There are two key methods for assessing how closely the model reflects the clinical sample of a patient. One is looking under the microscope at the histology: in the case of the NASH liver model, the disease is traditionally diagnosed by biopsy of the liver in which we look for collagen fibrosis in the tissue, as well as small, spherical droplets of lipid that build up as fat deposits. Our 3D bioprinted model also has these pathologies when examined under the microscope. Importantly, NASH collagen fibres form in a specific pattern, which differentiates it from other related diseases, and it is matched by the pattern seen in the model.
The second is to explore which genes are expressed and whether the expression patterns match. The gene expression pattern in our bioprinted NASH model compares much more favourably than those of the animal models that are out there. For both these reasons we believe it provides a good picture of NASH.
How can a 3D bioprinted model be used to identify potential drug targets?
We look at gene expression patterns and compare them to that of normal cells in that tissue type.
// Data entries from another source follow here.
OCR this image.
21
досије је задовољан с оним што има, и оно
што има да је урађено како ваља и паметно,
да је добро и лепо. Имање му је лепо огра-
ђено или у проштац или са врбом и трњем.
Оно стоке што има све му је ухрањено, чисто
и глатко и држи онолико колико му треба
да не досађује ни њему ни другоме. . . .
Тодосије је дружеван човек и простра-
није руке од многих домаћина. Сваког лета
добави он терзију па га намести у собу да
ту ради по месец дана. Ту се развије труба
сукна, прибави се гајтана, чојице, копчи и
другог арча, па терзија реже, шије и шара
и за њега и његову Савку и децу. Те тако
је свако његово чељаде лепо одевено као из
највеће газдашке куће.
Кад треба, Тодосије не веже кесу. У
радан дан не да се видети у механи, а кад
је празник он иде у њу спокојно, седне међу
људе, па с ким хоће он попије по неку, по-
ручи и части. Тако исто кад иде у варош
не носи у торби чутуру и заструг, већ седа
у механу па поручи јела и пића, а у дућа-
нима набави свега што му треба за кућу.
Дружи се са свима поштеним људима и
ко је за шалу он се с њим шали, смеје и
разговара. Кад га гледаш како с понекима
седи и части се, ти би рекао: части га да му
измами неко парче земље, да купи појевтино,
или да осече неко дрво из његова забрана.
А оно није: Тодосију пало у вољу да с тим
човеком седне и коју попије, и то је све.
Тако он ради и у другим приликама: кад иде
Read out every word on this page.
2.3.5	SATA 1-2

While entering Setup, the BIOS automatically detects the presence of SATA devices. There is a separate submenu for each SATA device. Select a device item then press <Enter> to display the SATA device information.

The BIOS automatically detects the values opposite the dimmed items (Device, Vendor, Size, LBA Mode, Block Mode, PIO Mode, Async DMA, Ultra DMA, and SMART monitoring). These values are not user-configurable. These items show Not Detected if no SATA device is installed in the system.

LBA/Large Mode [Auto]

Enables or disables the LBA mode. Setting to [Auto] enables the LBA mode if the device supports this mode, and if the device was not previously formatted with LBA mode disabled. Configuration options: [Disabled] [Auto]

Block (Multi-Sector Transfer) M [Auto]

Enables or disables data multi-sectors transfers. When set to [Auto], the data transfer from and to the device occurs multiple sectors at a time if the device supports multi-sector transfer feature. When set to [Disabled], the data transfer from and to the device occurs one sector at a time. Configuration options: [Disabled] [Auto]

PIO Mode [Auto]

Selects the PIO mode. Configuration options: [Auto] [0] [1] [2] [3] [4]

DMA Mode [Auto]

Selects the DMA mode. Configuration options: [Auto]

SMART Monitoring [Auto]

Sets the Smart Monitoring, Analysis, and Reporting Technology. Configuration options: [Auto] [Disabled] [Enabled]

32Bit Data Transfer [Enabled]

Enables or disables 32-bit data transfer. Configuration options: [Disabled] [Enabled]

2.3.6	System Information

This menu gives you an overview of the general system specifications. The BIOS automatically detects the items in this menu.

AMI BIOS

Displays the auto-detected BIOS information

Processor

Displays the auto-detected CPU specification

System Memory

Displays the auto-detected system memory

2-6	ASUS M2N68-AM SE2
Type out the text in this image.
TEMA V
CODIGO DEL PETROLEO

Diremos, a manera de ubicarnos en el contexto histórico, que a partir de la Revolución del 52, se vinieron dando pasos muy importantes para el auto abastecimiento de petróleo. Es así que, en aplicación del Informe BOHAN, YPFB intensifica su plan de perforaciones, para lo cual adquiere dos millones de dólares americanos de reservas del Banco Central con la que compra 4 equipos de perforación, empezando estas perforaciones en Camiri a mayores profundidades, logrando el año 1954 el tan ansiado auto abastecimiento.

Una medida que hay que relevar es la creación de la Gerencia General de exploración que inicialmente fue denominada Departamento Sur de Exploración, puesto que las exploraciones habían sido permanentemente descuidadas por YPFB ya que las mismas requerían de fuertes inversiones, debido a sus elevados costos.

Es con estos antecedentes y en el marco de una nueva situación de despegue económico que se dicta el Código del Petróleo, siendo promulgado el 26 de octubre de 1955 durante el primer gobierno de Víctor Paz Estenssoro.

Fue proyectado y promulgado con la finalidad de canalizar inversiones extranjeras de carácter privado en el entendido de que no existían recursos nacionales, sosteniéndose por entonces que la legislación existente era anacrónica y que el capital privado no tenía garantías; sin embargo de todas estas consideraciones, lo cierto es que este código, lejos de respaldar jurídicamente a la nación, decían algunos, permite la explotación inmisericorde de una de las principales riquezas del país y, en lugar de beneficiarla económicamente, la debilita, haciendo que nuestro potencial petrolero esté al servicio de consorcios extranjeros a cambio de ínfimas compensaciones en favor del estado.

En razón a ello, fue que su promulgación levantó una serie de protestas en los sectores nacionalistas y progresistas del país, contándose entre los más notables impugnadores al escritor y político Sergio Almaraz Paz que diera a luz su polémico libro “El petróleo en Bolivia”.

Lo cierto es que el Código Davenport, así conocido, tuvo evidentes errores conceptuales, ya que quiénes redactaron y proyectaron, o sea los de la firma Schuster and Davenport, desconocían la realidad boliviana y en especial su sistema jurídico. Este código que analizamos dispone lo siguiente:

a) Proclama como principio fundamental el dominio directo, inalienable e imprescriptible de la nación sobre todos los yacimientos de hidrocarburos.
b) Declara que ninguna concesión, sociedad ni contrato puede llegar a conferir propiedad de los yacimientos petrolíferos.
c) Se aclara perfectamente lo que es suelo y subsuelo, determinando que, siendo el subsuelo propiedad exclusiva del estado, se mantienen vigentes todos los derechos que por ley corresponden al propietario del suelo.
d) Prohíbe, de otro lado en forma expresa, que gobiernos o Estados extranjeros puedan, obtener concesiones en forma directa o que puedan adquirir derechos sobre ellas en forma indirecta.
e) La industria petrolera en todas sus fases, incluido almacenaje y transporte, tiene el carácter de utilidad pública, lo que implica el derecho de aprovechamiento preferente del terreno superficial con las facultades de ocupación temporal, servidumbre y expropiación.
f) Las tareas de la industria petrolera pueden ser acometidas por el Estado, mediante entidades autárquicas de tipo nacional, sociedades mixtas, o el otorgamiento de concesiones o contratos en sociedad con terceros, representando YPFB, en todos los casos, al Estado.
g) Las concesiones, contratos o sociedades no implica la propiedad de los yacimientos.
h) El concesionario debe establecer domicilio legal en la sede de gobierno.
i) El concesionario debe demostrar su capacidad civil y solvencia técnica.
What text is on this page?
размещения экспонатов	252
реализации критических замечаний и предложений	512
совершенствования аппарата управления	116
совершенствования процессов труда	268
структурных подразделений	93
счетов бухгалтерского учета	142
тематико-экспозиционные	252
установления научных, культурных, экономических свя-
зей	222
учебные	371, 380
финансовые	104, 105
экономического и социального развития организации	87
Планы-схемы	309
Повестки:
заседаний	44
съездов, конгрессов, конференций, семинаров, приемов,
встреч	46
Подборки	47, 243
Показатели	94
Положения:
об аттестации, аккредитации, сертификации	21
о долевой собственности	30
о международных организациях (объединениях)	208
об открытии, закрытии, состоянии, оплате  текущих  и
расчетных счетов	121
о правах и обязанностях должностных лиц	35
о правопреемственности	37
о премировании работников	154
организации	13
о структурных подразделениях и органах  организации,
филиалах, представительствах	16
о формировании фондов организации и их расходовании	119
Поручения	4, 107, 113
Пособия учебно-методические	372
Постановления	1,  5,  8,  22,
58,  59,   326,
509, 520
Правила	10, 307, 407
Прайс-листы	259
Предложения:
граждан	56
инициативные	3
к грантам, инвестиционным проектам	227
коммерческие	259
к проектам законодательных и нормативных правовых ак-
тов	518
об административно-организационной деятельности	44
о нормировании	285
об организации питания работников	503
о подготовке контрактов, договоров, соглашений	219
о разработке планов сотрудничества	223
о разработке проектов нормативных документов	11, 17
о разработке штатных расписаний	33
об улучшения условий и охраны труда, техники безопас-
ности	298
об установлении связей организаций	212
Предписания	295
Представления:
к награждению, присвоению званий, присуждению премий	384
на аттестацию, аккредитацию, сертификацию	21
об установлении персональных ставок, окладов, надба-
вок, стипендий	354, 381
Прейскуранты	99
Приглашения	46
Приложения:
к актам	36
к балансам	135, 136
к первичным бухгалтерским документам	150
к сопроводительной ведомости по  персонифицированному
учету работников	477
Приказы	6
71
We try to suggest which differences are driving the disease, as opposed to those that have variable expression as a result of the disease.
Once these have been identified using algorithms and experimentation, we can knock out those genes we believe are causing the disease. Take the case of NASH again, if we can knock out a gene and it dramatically reduces the amount of collagen fibres that develop in the tissue, then that gene is a target for a drug therapy.
What are you excited about in the field of tissue models?
the more closely our model recreates the human disease, the better our understanding of whether a therapy will work”
I am excited about the potential for human cell models to replace animal models, and beyond that, how they can contribute to personalised medicine. Each of these models (if they are built using patient tissue samples) is essentially a mini clinical trial in which each patient can be studied separately. Theoretically, you could take cells from hundreds of donors, make bioprinted tissues for each and run the drug that you want to test to get a clear idea of how it works in a population before investing in a costly clinical trial.
For example, when performing the bioprinted tissue testing, you may find a drug targeting a particular gene or protein works well in 60 percent of your sample population, but in the other 40 percent it has no effect. This information would allow pharma to design a clinical trial in which there is a greater chance of success, rather than a trial where 40 percent of the patients did not respond, for instance by requiring that participants have a specific gene expressed that makes them likely to benefit from treatment.
The other advantage of this approach for pharma is they can start the process from the beginning in the 40 percent who did not respond and identify what is different in their particular disease, and hopefully find a drug to combat it.
Essentially, 3D tissue models could cut costs and time taken to develop new drugs by enabling marker-based therapy selection and reducing the rate of failure in clinical settings.